Laconia’s Jesse Bourn, 13, holds three brook trout he landed at the 15th annual Kainen M. Flynn Memorial Fishing Derby on Saturday at Gunstock. (Bea Lewis/?Union Leader?Correspondent)

GILFORD — The hooks were flying and the ducks did a fine job of staying clear during the 15th annual Kainen M. Flynn Memorial Fishing Derby on Saturday.

Several hundred kids and their families had the pond at Gunstock Recreation Area surrounded and were busy practicing the art of patience. Parents and grandparents pitched lawn chairs. Some settled in to watch, others joined in the fun and wet a line of their own.

There was plenty of talk about the art of fishing, about how to read the water and reel the line. And about how the sport teaches patience and discipline and steers kids away from trouble.

But for David Jernigan of Lee, fishing is about spending time with family in the great outdoors.

“More kids need to be doing this. It’s a great learning experience. It brings back memories of how I was brought up,” Jernigan said as he watched his three sons, Will, 7, Matthew, 9, and Chris, 13, fish.

“Even if you don’t catch anything it’s never boring being in the outdoors,” he continued.

As the hours passed, some older kids stood transfixed, watching the water for any movement that might signal a bite and the time to set the hook.

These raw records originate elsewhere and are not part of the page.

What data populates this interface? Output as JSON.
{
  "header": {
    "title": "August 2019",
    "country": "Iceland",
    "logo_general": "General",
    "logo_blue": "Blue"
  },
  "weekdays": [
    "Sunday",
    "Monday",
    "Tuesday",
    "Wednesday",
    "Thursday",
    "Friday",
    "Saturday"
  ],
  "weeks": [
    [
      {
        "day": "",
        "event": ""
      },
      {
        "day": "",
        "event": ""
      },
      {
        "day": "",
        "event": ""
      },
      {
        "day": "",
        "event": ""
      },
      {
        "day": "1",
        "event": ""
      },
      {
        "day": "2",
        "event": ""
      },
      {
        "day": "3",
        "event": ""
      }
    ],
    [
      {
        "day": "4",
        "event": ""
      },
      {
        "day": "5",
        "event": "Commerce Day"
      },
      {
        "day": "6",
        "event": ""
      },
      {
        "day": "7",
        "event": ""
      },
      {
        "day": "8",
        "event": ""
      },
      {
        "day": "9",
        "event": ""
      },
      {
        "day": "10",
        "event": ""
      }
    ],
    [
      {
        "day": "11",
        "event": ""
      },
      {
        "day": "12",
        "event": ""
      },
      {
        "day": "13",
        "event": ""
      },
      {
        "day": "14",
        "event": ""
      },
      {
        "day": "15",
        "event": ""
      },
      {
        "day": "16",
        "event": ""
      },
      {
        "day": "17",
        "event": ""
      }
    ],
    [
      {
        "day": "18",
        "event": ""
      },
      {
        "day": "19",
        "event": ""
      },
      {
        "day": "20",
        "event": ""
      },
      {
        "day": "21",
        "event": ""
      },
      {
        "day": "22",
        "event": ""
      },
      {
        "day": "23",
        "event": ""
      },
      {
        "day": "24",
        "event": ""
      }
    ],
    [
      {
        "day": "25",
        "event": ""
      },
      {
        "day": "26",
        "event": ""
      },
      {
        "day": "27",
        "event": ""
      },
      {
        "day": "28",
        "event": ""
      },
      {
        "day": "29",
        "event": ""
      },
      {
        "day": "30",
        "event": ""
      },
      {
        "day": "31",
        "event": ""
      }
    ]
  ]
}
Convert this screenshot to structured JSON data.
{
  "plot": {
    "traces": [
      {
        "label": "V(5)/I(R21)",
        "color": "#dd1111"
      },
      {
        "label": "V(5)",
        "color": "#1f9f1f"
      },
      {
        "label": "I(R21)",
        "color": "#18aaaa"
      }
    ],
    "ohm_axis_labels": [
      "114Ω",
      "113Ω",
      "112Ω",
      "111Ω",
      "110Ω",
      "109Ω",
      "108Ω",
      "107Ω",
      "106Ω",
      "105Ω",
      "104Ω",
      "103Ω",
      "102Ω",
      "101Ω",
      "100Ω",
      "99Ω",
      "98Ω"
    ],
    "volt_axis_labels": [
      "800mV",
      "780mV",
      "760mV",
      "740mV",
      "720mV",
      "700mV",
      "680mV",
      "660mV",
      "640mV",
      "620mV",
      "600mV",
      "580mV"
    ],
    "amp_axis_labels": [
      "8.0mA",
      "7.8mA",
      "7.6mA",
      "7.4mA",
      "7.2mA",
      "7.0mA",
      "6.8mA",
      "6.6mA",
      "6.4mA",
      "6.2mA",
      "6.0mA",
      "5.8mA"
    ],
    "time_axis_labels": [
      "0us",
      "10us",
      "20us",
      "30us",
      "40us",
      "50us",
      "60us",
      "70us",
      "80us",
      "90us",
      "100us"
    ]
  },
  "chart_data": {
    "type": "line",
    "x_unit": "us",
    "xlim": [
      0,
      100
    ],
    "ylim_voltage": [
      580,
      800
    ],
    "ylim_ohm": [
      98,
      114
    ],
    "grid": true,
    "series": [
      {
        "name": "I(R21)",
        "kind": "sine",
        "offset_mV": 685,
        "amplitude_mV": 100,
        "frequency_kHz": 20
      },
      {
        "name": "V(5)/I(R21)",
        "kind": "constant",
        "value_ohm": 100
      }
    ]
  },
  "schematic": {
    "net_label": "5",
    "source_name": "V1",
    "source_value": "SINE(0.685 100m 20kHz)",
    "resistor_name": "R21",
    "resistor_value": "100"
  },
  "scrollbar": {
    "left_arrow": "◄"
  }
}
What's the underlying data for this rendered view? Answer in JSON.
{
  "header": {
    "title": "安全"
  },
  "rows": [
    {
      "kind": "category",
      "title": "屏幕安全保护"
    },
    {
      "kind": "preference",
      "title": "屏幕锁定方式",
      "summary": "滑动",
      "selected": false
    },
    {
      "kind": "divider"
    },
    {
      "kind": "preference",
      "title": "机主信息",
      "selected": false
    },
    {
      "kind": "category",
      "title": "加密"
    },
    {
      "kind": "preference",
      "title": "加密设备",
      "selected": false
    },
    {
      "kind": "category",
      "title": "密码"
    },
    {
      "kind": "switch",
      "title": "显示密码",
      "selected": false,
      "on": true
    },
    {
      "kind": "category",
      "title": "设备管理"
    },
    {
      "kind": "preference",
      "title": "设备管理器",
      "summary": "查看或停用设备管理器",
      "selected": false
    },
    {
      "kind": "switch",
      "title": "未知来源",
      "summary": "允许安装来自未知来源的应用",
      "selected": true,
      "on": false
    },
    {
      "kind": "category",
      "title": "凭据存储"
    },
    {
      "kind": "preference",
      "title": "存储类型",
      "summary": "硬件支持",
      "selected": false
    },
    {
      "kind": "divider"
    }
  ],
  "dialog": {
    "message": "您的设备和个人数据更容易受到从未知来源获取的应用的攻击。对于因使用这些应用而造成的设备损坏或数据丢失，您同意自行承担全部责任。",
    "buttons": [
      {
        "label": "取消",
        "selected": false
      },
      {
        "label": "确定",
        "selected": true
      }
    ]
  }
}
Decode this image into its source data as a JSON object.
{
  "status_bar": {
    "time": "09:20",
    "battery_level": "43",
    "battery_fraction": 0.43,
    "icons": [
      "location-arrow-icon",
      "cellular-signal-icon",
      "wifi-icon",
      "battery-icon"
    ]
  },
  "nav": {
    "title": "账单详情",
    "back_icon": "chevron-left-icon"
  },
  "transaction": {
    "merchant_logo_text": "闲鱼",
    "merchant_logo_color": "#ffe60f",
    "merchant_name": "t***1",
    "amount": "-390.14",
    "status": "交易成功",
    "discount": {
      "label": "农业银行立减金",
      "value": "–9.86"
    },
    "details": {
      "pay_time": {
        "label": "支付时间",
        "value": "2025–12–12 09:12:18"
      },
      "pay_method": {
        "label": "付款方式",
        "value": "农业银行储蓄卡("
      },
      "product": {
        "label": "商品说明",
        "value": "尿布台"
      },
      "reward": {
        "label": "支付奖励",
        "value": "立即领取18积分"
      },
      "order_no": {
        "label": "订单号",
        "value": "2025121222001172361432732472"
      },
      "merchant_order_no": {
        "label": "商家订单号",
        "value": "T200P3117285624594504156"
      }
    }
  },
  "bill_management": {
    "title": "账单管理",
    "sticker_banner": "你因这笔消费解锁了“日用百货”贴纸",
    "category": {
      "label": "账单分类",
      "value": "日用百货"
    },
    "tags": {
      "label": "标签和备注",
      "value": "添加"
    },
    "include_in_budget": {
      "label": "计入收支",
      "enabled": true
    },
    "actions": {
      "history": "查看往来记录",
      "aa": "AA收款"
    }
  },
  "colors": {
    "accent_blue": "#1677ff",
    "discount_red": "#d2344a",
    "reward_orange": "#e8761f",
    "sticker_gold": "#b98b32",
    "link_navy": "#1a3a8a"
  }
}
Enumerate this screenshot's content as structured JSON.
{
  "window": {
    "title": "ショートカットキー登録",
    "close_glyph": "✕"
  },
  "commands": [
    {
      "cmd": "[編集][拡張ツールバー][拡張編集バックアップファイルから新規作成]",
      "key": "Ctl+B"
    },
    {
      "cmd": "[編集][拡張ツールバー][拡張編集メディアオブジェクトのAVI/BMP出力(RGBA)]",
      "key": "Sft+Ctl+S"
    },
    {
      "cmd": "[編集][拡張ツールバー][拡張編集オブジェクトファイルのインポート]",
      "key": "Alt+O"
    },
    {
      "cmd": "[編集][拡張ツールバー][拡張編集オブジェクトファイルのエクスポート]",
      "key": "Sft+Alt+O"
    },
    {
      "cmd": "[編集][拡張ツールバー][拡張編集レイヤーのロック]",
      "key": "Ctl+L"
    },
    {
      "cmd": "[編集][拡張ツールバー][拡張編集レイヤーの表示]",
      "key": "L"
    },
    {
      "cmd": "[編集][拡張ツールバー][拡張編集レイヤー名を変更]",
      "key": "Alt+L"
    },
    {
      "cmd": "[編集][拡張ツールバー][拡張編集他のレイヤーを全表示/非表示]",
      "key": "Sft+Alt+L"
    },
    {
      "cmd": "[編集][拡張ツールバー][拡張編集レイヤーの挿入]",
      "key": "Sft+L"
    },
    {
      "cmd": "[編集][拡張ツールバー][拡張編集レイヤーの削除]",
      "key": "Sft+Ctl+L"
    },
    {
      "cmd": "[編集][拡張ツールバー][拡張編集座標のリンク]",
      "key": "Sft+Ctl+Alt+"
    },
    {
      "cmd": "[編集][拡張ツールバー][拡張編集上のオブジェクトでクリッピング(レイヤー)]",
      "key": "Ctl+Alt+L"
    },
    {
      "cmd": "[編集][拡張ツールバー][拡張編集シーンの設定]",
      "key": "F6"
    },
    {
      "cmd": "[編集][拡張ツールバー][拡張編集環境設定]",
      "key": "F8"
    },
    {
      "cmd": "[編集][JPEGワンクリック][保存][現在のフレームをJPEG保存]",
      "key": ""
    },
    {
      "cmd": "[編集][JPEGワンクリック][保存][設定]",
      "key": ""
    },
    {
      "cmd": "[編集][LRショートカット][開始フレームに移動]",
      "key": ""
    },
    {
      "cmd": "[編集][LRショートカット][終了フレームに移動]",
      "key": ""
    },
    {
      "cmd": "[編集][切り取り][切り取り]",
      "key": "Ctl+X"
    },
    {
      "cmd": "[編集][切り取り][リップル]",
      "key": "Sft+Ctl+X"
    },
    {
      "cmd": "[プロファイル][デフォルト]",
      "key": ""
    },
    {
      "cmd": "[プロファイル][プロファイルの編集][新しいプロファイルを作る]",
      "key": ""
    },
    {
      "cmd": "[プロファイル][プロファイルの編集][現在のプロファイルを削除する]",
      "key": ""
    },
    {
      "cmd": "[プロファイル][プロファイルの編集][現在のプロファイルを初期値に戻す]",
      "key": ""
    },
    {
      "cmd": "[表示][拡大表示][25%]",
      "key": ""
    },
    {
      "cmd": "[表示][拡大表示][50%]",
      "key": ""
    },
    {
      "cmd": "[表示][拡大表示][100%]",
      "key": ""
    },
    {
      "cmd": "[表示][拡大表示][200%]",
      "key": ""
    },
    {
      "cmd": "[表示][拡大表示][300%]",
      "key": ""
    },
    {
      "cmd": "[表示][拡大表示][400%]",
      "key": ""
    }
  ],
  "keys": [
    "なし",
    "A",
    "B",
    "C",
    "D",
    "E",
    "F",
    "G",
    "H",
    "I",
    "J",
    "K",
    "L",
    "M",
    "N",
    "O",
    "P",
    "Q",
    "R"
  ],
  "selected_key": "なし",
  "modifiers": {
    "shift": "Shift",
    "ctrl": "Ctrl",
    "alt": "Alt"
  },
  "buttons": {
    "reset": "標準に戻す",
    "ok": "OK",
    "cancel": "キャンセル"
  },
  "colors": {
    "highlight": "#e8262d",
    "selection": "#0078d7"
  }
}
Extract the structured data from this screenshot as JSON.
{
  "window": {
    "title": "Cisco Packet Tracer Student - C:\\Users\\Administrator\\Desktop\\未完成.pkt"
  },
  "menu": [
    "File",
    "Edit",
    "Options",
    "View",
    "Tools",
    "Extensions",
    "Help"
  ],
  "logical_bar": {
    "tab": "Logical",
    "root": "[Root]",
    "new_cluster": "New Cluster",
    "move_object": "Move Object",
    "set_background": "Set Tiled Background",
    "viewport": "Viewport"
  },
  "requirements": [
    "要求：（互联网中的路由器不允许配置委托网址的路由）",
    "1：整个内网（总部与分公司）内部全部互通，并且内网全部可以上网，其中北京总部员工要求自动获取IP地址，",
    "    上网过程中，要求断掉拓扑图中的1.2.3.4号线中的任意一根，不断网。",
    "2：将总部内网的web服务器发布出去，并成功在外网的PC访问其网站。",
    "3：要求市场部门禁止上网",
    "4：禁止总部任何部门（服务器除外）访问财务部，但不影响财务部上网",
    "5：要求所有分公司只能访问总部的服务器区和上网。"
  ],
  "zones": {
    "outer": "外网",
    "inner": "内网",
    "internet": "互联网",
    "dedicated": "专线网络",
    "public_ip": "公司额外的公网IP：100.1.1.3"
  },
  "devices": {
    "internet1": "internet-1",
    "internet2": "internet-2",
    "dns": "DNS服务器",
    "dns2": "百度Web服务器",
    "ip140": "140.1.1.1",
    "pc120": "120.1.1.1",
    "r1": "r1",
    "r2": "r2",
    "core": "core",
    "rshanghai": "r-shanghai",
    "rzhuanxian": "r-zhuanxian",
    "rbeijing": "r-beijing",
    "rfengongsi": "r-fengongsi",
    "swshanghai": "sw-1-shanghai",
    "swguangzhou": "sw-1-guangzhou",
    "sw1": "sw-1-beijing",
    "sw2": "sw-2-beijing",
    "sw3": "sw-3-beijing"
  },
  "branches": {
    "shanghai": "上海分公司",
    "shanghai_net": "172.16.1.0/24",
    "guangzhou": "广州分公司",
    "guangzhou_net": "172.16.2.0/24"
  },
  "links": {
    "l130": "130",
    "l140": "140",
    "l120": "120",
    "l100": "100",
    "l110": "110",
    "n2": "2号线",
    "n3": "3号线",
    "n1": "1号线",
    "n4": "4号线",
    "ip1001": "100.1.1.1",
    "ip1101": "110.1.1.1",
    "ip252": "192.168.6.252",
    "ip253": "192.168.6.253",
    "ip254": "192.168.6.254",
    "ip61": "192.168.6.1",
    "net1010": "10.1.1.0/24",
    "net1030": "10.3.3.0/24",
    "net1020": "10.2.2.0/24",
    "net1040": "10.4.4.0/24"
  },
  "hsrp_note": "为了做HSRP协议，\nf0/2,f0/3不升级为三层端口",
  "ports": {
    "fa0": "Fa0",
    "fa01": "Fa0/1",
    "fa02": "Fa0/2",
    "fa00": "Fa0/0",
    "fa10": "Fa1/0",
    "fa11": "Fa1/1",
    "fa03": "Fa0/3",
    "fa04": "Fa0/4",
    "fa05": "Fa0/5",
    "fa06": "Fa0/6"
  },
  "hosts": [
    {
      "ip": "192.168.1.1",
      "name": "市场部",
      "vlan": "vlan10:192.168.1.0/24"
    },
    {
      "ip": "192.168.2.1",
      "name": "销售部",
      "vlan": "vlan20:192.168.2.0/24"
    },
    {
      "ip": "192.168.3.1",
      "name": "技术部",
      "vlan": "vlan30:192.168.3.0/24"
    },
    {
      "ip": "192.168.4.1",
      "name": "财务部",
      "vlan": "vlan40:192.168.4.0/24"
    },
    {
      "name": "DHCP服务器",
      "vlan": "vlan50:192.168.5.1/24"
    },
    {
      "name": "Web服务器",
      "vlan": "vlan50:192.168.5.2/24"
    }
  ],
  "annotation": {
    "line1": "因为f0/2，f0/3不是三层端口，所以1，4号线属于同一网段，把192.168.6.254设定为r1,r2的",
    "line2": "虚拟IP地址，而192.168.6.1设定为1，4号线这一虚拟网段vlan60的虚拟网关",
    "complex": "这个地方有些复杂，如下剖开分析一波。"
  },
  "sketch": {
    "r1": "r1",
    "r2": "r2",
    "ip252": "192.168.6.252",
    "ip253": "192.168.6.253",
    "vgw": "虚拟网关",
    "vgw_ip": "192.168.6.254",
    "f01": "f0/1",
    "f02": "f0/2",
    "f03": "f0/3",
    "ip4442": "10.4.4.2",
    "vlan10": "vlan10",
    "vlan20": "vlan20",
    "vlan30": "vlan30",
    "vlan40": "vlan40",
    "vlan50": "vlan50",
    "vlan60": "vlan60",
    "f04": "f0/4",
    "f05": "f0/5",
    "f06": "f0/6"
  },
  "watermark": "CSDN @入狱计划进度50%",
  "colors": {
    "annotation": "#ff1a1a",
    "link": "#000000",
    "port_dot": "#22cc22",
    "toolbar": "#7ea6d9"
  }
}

Others were fascinated as a trout came flopping out of the water.

Austin St. Pierre, 14, of Ashland, has been coming to the derby since he was a toddler, according to his mom, Melissa Hatch. He landed a big fish Saturday afternoon much to the delight of his three siblings.

His family had made a day of the event, and his father and paternal grandmother could also be found pond side. They planned to eat the colorful rainbow trout.

The weather proved ideal. A cloudy sky prompted the fish to bite and a slight breeze kept the bugs at bay.

“Three brookies and five sticks,” said Ryan Bourn of Laconia, when asked whether he and two of his four sons had caught anything.

Jesse Bourn, 13, attributed their success in landing both fish and sticks with keeping his line near the bottom of the pond where the water remained the coldest.

While the derby is free to participants, money raised via food sales, a silent auction of sporting memorabilia and a raffle benefits the Gilford Police Relief Association.

Gilford Police Chief Anthony Bean Burpee said the association annually funds scholarships for local kids. The association also partners with the Gilford School District and buys Christmas gifts for families in need.

“It’s fun seeing families come back year after year and have a good time,” he said.

The fishing derby is a lasting legacy of Gilford Officer Kainen M. Flynn, an avid sportsman who loved the outdoors, who lost his life on June 4, 2003, after falling from his boat on Lake Winnisquam doing what he loved — fishing.

During his time with the Gilford department, Flynn was very active with local youth and often volunteered his time with any activities that involved kids. The local department, other law enforcement colleagues, his family and friends, continue to keep his spirit and love for the Gilford community and its youth alive by holding the annual fishing derby in his honor.

Fittingly, some of the youngest kids landed the biggest fish. Claudia Foss, 3, caught a 15-inch trout that weighed 1 pound, 5 ounces. Kaityln Percy, 14, caught the largest tagged fish that was 14¼ inches long and weighed 1 pound, 1½ ounces.